Comissão de Constituição e Justiça (CCJ) do Senado aprovou nesta quarta-feira (12) os projetos que anulam o texto assinado pelo presidente que permite o porte de armas de fogo. 

Nesta quinta-feira (13) Bolsonaro saiu em defesa do decreto: “A derrota não é minha. Eu não acredito que o Parlamento vá derrotar o povo. Eles decidiram em 2005 pelo direito de comprar armas e munições“.

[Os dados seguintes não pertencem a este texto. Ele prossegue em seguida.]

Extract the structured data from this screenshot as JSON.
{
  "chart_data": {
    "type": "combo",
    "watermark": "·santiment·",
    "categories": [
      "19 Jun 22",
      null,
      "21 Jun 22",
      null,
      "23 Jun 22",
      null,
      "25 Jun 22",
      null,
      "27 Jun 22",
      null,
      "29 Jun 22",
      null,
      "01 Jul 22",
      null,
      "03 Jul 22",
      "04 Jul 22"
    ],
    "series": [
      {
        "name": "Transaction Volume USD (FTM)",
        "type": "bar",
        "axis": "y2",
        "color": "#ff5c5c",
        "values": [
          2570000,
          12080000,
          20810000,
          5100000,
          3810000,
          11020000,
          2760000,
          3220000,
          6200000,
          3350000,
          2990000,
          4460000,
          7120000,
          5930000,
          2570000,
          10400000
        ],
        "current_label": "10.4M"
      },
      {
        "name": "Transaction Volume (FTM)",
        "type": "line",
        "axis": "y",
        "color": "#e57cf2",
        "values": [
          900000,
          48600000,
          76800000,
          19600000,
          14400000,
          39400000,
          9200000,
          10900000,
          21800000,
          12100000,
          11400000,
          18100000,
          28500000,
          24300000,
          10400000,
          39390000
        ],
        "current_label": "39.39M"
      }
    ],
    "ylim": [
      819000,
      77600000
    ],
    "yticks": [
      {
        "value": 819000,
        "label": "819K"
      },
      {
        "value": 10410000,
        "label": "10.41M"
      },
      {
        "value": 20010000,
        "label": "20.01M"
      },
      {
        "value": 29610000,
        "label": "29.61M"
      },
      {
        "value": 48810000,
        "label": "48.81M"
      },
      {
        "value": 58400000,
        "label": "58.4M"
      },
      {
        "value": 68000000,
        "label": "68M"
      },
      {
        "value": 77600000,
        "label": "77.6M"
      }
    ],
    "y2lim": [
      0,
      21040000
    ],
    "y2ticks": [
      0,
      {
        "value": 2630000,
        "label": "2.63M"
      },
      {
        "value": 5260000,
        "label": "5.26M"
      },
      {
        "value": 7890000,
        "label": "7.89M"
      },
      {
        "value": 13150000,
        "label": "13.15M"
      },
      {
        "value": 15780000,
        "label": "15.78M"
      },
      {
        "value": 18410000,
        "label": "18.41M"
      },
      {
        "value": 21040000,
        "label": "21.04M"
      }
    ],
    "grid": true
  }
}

Bolsonaro afirmou que não foi “além” do que está previsto no Estatuto do Desarmamento. “Apenas botamos limites ali, porque muita coisa está em aberto e a legislação nos dá esse direito, via decreto, de adequar a lei na sua plenitude.O que nós fizemos? Não tem nada de inconstitucional ali, é o nosso sentimento”, comentou.

Em maio, Bolsonaro assinou o decreto permitindo o porte de armas de fogo para uma série de categorias. Depois de o documento ser questionado judicialmente e no Congresso, o governo fez uma série de modificações determinando que:

“somente profissionais que exerçam atividades profissionais consideradas “de risco”, podendo ser vítimas de delito ou sob grave ameaça, poderão portar armas. Pelo texto, também será preciso comprovar a efetiva necessidade do porte”.